N Korea abolishes agencies working for reunification with South


Kim Jong Un threatened South Korea with war if “even 0.001 mm” of the North’s territory is violated, as Pyongyang abolished agencies that oversaw cooperation and reunification, state media said Tuesday.

The North Korean leader also said Pyongyang would not recognise the two countries’ de facto maritime border, the Northern Limit Line, and called for constitutional changes allowing the North to “occupy” Seoul in war, the Korean Central News Agency (KCNA) said.

In Seoul, President Yoon Suk Yeol told his cabinet that should the nuclear-armed North carry out a provocation, South Korea would hit back with a response “multiple times stronger”, pointing to his military’s “overwhelming response capabilities”.
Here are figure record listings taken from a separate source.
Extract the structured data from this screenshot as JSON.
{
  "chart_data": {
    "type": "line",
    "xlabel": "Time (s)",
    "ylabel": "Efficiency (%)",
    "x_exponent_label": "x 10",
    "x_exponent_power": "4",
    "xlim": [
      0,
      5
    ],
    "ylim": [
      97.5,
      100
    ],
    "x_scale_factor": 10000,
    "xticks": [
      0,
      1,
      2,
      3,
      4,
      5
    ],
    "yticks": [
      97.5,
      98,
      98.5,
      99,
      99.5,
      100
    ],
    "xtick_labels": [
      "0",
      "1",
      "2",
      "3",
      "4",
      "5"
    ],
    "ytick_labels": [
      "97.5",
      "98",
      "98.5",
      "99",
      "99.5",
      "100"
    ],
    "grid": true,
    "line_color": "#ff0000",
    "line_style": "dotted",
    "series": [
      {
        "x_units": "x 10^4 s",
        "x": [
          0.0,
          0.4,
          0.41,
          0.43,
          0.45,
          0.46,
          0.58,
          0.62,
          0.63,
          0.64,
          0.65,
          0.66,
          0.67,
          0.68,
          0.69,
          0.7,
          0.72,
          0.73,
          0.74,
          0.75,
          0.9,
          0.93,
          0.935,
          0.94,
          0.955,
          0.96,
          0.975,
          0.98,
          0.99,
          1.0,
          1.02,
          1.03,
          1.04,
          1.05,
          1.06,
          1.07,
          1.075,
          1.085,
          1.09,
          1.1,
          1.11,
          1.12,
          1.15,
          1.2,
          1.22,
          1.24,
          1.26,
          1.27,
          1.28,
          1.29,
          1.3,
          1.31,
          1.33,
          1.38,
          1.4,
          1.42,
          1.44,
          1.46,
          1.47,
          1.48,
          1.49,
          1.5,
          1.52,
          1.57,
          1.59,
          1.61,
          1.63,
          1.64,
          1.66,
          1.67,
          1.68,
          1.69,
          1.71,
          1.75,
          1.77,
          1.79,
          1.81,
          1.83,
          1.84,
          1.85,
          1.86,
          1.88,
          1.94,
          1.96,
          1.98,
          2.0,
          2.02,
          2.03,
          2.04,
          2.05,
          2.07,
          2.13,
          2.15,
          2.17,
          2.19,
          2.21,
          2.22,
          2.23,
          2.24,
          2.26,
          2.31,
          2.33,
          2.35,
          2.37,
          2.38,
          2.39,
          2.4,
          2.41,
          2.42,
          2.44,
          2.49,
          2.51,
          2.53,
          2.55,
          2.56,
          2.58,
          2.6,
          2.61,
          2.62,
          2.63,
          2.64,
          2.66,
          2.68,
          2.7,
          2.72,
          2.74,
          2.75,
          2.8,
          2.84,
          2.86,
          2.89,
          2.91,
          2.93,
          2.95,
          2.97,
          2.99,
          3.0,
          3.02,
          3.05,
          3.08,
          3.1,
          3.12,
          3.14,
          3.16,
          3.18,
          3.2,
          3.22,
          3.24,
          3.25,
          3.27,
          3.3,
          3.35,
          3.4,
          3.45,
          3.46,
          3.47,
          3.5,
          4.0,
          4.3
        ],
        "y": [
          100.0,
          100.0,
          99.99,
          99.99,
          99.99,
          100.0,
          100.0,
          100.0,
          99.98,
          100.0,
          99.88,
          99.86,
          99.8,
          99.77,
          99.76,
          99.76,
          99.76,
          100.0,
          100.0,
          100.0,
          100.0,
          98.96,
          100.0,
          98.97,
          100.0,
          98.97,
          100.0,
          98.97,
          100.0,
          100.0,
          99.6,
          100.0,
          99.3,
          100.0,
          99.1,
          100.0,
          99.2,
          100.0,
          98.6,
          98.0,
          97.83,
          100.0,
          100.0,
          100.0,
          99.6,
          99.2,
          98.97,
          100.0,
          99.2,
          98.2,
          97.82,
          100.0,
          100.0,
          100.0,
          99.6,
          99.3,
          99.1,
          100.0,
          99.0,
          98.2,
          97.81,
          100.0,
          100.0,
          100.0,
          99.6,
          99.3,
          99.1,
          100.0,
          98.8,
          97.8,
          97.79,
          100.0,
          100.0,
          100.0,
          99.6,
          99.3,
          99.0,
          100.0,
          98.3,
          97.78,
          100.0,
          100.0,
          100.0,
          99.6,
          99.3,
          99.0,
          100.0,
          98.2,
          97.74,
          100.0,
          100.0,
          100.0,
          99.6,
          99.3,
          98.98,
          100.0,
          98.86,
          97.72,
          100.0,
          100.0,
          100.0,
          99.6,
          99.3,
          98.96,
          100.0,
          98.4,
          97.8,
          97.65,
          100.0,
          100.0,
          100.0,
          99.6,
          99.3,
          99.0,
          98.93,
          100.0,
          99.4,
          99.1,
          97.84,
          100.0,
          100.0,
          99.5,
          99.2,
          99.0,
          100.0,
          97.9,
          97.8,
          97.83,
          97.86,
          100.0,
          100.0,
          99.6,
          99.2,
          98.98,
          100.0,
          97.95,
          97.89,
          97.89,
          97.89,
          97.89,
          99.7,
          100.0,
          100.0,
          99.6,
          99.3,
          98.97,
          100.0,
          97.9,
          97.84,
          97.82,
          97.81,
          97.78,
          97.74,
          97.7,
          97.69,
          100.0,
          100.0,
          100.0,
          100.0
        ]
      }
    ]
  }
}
The hawkish rhetoric on both sides of the border follows a sharp deterioration of inter-Korean ties in recent months, with Pyongyang’s November spy satellite launch prompting Seoul to partially suspend a 2018 military agreement aimed at defusing tensions.

Pyongyang’s decision to jettison the agencies charged with overseeing cooperation and reunification with the South was announced by the North’s rubber-stamp parliament, KCNA said, part of a string of recent measures that have escalated tensions, including live-fire artillery drills and missile launches.

In a speech delivered at the Supreme People’s Assembly, Kim called for drawing up new legal measures to define South Korea as “the most hostile state”, KCNA reported.

“If the Republic of Korea violates even 0.001 mm of our territorial land, air and waters, it will be considered a war provocation,” Kim said.

The decision comes shortly after Kim labelled South Korea the “principal enemy” and stated that continuing to seek reconciliation was a “mistake”.

In their constitutions, both North and South Korea claim sovereignty over the whole of the peninsula.

The Democratic People’s Republic of Korea and Republic of Korea — the North and South’s official names — were founded 75 years ago but still technically regard each other as illegal entities.


Analysts said Kim’s shift in approach to the South was “reckless” and a rejection of years of official state policy.

 Weapons tests 

At Pyongyang’s year-end policy meetings, Kim threatened a nuclear attack on the South and called for a build-up of his country’s military arsenal ahead of armed conflict he warned could “break out any time”.

On Sunday, the North launched a solid-fuel hypersonic missile, just days after Pyongyang staged live-fire exercises near the country’s tense maritime border with South Korea, which prompted counter-exercises and evacuation orders for some border islands belonging to the South.

Kim also successfully put a spy satellite into orbit late last year, after receiving what Seoul said was Russian help, in exchange for arms transfers for Moscow’s war in Ukraine.

Traditional allies Russia and North Korea have boosted ties recently, with Kim making a rare overseas trip to see President Vladimir Putin in Russia’s far east in September.

On Monday, a North Korean government delegation headed by Foreign Minister Choe Son Hui arrived in Moscow for an official visit, KCNA reported.